Vorrei partire proprio dal pensiero junghiano che, con profondità e concretezza valoriale, ci ha detto a chiare lettere: “Senza emozioni è impossibile trasformare le tenebre in luce e l’apatia in movimento”.

È, purtroppo, questa la condizione triste in cui si trova a vivere l’Italia di oggi. una condizione che, mancando prima di tutto le emozioni, proprio non ci permette di trasformare le tenebre in luce e tanto meno l’apatia in movimento.

Siamo ad una resa dei conti di un’Italia che, facendosi un male da morire, è ormai alla deriva e, così facendo, si nega sempre più al Futuro.

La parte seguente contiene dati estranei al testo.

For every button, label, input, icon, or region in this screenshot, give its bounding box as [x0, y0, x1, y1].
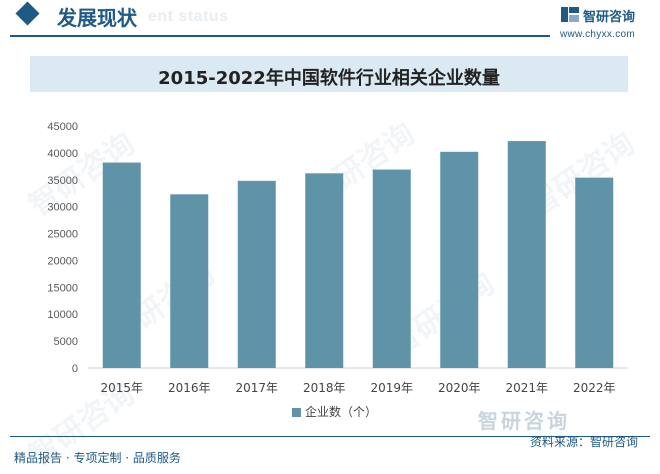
- x-tick-label: 2017年: [235, 381, 278, 395]
- y-tick-label: 20000: [47, 255, 78, 267]
- footer-logo: 智研咨询: [478, 409, 570, 433]
- bar: [372, 169, 411, 368]
- legend-label: 企业数（个）: [305, 404, 377, 419]
- y-tick-label: 35000: [47, 175, 78, 187]
- source-note: 资料来源：智研咨询: [530, 435, 639, 449]
- bar: [575, 177, 614, 368]
- y-tick-label: 40000: [47, 148, 78, 160]
- y-tick-label: 30000: [47, 202, 78, 214]
- logo-text: 智研咨询: [583, 10, 636, 25]
- logo-url: www.chyxx.com: [560, 29, 636, 40]
- page-header: ent status 发展现状 智研咨询 www.chyxx.com: [0, 0, 660, 40]
- y-tick-label: 10000: [47, 309, 78, 321]
- section-title: 发展现状: [57, 6, 137, 30]
- y-tick-label: 0: [72, 363, 78, 375]
- bar: [102, 162, 141, 368]
- x-tick-label: 2021年: [505, 381, 548, 395]
- bar: [237, 180, 276, 368]
- x-tick-label: 2015年: [100, 381, 143, 395]
- chart-title: 2015-2022年中国软件行业相关企业数量: [158, 68, 500, 89]
- logo-icon: [561, 7, 579, 22]
- bar: [170, 194, 209, 368]
- y-tick-label: 25000: [47, 229, 78, 241]
- x-tick-label: 2019年: [370, 381, 413, 395]
- x-tick-label: 2020年: [438, 381, 481, 395]
- bar: [305, 173, 344, 368]
- y-tick-label: 45000: [47, 121, 78, 133]
- x-tick-label: 2016年: [168, 381, 211, 395]
- legend-swatch: [292, 408, 301, 417]
- footer-divider: [10, 436, 650, 437]
- y-tick-label: 5000: [54, 336, 78, 348]
- section-subtitle-en: ent status: [148, 8, 229, 25]
- footer-tagline: 精品报告 · 专项定制 · 品质服务: [14, 451, 181, 465]
- header-divider: [10, 35, 550, 37]
- y-tick-label: 15000: [47, 282, 78, 294]
- x-tick-label: 2022年: [573, 381, 616, 395]
- chart-title-bar: 2015-2022年中国软件行业相关企业数量: [30, 56, 628, 92]
- bar: [440, 151, 479, 368]
- x-tick-label: 2018年: [303, 381, 346, 395]
- bar: [507, 141, 546, 368]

Che fare? Agire e reagire da subito. Agire, con il recupero di quell’umanità italiana che non c’è e che ci nega alle emozioni e non ci permette di trasformare, così come necessario, per guardare al Futuro, le tenebre italiane in luce e la diffusa e disumana apatia, in movimento; in un insieme umano fatto di dinamismo e tanta, tanta voglia di vivere, trasformando la solitudine in umanità in cammino con un insieme rigenerato capace di produrre idee e dialogando, dialogando, di trasformare le idee in fatti concreti, assolutamente necessari alla nostra “dismessa” e “delocalizzata” Italia. Tanto, come necessità di vita; tanto, per non morire d’Italia.

Oggi, c’è un atteggiamento di indifferenza e di una triste rassegnazione italiana del “così è” e del “non c’è niente da fare”.

Una rassegnazione umana che fa tanto, tanto male all’Italia ed agli italiani dalla memoria corta e tristemente indifferenti al loro passato.

Purtroppo, facendo male, tanto male all’Italia ed agli italiani, siamo tristemente sprofondati nelle false certezze italiane.

Sull’Italia reale si va sempre più sovrapponendo un’Italia virtuale, con le tante verità del web, una vetrina della vanità dell’apparire, sempre più affollata da un vero e proprio esercito di “imbecilli del web”, così come definiti da Umberto Eco, Semiologo-Filosofo morto nel 2016, saggiamente attento ai comportamenti italiani individuali e di insieme, per entrare nell’anima di quello stato sociale mutevole nel tempo, con cadute e resurrezioni da corsi e ricorsi storici.